Una de las mayores paradojas de nuestro momento histórico es que se pretendan seguir considerando progresistas fuerzas que solo buscan el poder y el control, que quieren volver a sistemas autoritarios como si nunca nos hubiésemos liberado de las cadenas del atraso y el sometimiento servil. Esta crisis está siendo una amenaza para todos también porque las fuerzas que utilizan los Estados para controlar a los individuos están encontrando un apoyo muy fuerte en proclamas de salud pública y en el miedo inducido en los ciudadanos.
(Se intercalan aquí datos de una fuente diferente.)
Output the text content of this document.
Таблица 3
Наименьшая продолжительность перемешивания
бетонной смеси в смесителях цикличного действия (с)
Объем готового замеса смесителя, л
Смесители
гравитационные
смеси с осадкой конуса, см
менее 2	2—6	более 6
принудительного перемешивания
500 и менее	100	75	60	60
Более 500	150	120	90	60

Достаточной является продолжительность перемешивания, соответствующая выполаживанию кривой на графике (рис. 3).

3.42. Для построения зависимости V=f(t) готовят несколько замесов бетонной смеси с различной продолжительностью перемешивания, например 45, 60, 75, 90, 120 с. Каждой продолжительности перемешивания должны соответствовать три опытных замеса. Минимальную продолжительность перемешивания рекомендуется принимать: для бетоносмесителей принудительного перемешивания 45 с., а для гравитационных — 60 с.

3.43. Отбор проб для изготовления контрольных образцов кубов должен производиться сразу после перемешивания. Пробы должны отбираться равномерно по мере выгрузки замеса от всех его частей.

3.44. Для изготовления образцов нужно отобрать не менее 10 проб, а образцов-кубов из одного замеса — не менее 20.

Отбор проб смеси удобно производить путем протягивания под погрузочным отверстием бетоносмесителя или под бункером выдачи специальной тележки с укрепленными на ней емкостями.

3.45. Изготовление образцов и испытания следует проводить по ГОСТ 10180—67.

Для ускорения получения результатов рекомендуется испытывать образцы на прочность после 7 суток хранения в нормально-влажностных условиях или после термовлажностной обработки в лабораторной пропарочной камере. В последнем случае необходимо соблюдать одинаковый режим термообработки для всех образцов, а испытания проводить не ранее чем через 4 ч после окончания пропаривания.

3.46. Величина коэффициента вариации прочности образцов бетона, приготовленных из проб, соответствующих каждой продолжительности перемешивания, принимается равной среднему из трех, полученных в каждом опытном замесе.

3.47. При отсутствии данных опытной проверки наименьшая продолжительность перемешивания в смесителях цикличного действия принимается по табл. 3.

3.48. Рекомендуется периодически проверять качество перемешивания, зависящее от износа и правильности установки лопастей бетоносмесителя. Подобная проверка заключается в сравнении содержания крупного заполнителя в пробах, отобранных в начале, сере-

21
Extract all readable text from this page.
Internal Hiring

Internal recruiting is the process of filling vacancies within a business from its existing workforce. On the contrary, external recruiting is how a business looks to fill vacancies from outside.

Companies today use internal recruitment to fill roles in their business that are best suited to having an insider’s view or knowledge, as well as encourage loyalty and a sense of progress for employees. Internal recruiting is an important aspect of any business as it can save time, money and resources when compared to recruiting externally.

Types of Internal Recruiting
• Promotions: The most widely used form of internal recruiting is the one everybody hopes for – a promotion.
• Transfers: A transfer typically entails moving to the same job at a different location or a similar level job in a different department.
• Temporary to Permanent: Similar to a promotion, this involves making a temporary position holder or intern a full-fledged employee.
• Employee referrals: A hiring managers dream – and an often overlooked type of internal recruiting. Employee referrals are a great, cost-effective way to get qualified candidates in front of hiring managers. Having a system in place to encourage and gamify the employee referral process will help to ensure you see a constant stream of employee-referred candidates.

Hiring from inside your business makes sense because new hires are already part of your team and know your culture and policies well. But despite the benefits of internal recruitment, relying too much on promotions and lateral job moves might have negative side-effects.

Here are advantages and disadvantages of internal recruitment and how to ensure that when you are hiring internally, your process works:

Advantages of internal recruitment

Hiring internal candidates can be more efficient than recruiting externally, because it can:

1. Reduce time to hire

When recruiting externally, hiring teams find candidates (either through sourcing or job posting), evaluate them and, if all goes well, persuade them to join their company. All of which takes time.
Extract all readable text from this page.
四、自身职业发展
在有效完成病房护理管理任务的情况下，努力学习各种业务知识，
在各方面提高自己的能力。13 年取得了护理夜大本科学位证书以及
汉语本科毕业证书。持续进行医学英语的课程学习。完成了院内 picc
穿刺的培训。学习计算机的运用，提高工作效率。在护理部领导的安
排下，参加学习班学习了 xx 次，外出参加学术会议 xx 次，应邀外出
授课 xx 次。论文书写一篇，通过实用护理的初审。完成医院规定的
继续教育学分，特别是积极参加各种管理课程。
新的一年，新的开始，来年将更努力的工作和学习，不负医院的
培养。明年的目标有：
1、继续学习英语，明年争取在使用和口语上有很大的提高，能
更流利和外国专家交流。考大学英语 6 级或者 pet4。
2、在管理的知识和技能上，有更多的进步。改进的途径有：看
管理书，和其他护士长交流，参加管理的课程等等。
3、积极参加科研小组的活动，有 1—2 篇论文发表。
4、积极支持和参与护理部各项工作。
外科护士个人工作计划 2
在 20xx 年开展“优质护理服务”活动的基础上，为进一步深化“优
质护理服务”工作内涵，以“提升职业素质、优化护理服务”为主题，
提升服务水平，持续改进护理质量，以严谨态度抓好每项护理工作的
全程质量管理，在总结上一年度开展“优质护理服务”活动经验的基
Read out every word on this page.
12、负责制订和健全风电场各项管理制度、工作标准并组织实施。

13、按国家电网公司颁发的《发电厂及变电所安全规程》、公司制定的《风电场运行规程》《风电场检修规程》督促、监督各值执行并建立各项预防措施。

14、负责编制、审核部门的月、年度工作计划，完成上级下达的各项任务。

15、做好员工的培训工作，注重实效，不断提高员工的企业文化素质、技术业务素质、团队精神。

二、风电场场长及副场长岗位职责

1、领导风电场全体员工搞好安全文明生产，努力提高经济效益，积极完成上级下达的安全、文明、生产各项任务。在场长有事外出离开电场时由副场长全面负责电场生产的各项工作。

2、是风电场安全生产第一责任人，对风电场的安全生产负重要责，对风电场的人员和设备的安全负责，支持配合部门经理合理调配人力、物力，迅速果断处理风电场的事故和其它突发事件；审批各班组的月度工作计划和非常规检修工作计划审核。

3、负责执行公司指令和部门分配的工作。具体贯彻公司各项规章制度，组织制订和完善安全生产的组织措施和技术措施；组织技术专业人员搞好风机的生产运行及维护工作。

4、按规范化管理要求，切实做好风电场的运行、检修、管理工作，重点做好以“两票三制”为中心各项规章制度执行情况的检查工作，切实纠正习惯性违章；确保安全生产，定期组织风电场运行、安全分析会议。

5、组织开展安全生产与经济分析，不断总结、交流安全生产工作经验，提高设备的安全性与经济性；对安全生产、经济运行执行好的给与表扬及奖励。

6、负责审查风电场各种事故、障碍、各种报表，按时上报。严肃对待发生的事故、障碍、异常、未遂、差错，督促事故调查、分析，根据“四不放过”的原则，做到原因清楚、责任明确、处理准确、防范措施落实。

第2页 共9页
Con su ayuda, pretenden un auténtico ocaso de la libertad más importante, que es la del juicio y la conciencia, en nombre de una supuesta eficacia social que arruinaría la capacidad de prosperar, en ciencia y en tecnología, en economía y en libertad, y con ello la posibilidad de alcanzar el mayor nivel de bienestar y dignidad, la igualdad por arriba, no por abajo.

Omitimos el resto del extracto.